The next church event was part of a much smaller church and with a youth group I felt more comfortable with. I don’t remember much except that my group leader who I adored had to have emergency dental surgery because she got dry socket, and that I was almost always covered with ticks. We were in the woods. There was canoeing and some hiking and such. Socially, there was a huge outbreak of late middle-school hormones and most of the kids were obsessed with each other. There was one girl in particular who was the object of desire, probably because she was tall and blonde and was the only girl who was wearing makeup (during camping, really?), and one boy who basked in the attention of the girls from other churches. At night for one of my cabin’s bonding sessions, we had to go around and say who we liked, which I was thought was immensely stupid. Me and a couple of the other girls who I knew better literally had to say, “We don’t like anyone, but I guess if we had to say who we thought was the cutest…” It was awkward. I remember one of the girls said she chose my brother, which was a proud moment for me. On the ride back, we went through these boxes we had set up during the weekend where people could put letters or whatever, and that was an exercise in humiliation. I got like three letters, one of which was from my leader so that doesn’t count, and had to sit and listen to Tall Blonde Makeup Girl brag about all the letters she got from BfOCs (Boys From Other Churches) saying how hot she was. I was totally judging her. This weekend was supposed to be about GOD. Judge judge judge.

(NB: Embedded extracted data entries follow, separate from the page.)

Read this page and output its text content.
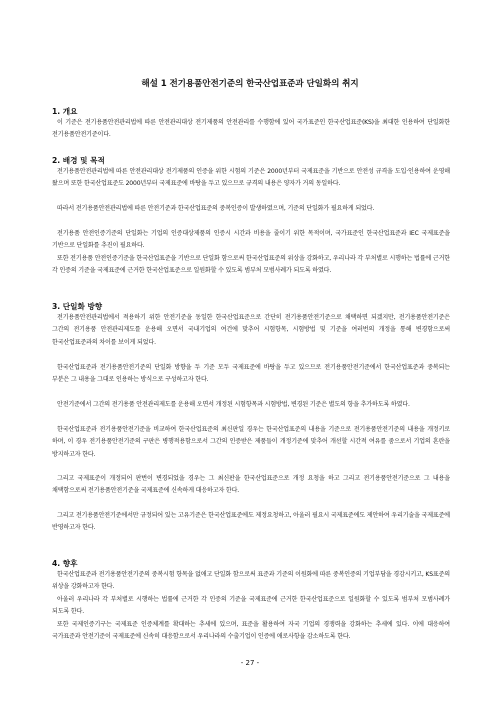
해설 1 전기용품안전기준의 한국산업표준과 단일화의 취지
1. 개요
이 기준은 전기용품안전관리법에 따른 안전관리대상 전기제품의 안전관리를 수행함에 있어 국가표준인 한국산업표준(KS)을 최대한 인용하여 단일화한 전기용품안전기준이다.
2. 배경 및 목적
전기용품안전관리법에 따른 안전관리대상 전기제품의 인증을 위한 시험의 기준은 2000년부터 국제표준을 기반으로 안전성 규격을 도입·인용하여 운영해 왔으며 또한 한국산업표준도 2000년부터 국제표준에 바탕을 두고 있으므로 규격의 내용은 양자가 거의 동일하다.
따라서 전기용품안전관리법에 따른 안전기준과 한국산업표준의 중복인증이 발생하였으며, 기준의 단일화가 필요하게 되었다.
전기용품 안전인증기준의 단일화는 기업의 인증대상제품의 인증시 시간과 비용을 줄이기 위한 목적이며, 국가표준인 한국산업표준과 IEC 국제표준을 기반으로 단일화를 추진이 필요하다.
또한 전기용품 안전인증기준을 한국산업표준을 기반으로 단일화 함으로써 한국산업표준의 위상을 강화하고, 우리나라 각 부처별로 시행하는 법률에 근거한 각 인증의 기준을 국제표준에 근거한 한국산업표준으로 일원화할 수 있도록 범부처 모범사례가 되도록 하였다.
3. 단일화 방향
전기용품안전관리법에서 적용하기 위한 안전기준을 동일한 한국산업표준으로 간단히 전기용품안전기준으로 채택하면 되겠지만, 전기용품안전기준은 그간의 전기용품 안전관리제도를 운용해 오면서 국내기업의 여건에 맞추어 시험항목, 시험방법 및 기준을 여러번의 개정을 통해 변경함으로써 한국산업표준과의 차이를 보이게 되었다.
한국산업표준과 전기용품안전기준의 단일화 방향을 두 기준 모두 국제표준에 바탕을 두고 있으므로 전기용품안전기준에서 한국산업표준과 중복되는 부분은 그 내용을 그대로 인용하는 방식으로 구성하고자 한다.
안전기준에서 그간의 전기용품 안전관리제도를 운용해 오면서 개정된 시험항목과 시험방법, 변경된 기준은 별도의 항을 추가하도록 하였다.
한국산업표준과 전기용품안전기준을 비교하여 한국산업표준의 최신판일 경우는 한국산업표준의 내용을 기준으로 전기용품안전기준의 내용을 개정키로 하며, 이 경우 전기용품안전기준의 구판은 병행적용함으로서 그간의 인증받은 제품들이 개정기준에 맞추어 개선할 시간적 여유를 줌으로서 기업의 혼란을 방지하고자 한다.
그리고 국제표준이 개정되어 판번이 변경되었을 경우는 그 최신판을 한국산업표준으로 개정 요청을 하고 그리고 전기용품안전기준으로 그 내용을 채택함으로써 전기용품안전기준을 국제표준에 신속하게 대응하고자 한다.
그리고 전기용품안전기준에서만 규정되어 있는 고유기준은 한국산업표준에도 제정요청하고, 아울러 필요시 국제표준에도 제안하여 우리기술을 국제표준에 반영하고자 한다.
4. 향후
한국산업표준과 전기용품안전기준의 중복시험 항목을 없애고 단일화 함으로써 표준과 기준의 이원화에 따른 중복인증의 기업부담을 경감시키고, KS표준의 위상을 강화하고자 한다.
아울러 우리나라 각 부처별로 시행하는 법률에 근거한 각 인증의 기준을 국제표준에 근거한 한국산업표준으로 일원화할 수 있도록 범부처 모범사례가 되도록 한다.
또한 국제인증기구는 국제표준 인증체계를 확대하는 추세에 있으며, 표준을 활용하여 자국 기업의 경쟁력을 강화하는 추세에 있다. 이에 대응하여 국가표준과 안전기준이 국제표준에 신속히 대응함으로서 우리나라의 수출기업이 인증에 애로사항을 감소하도록 한다.
- 27 -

I’ve always thought I didn’t have anxiety until that halfway point my junior year of college where I started having panic attacks, but looking back, it’s pretty clear I’ve always had social anxiety. People called it “being shy,” but there’s a line between “being shy” and “wanting to die and feeling like you’re going to throw up when you’re around people.” I don’t feel like that anymore, so that’s a huge step. I’m able to manage my anxiety and have made a lot of good friends, something I was never able to do easily as a kid. That’s progress.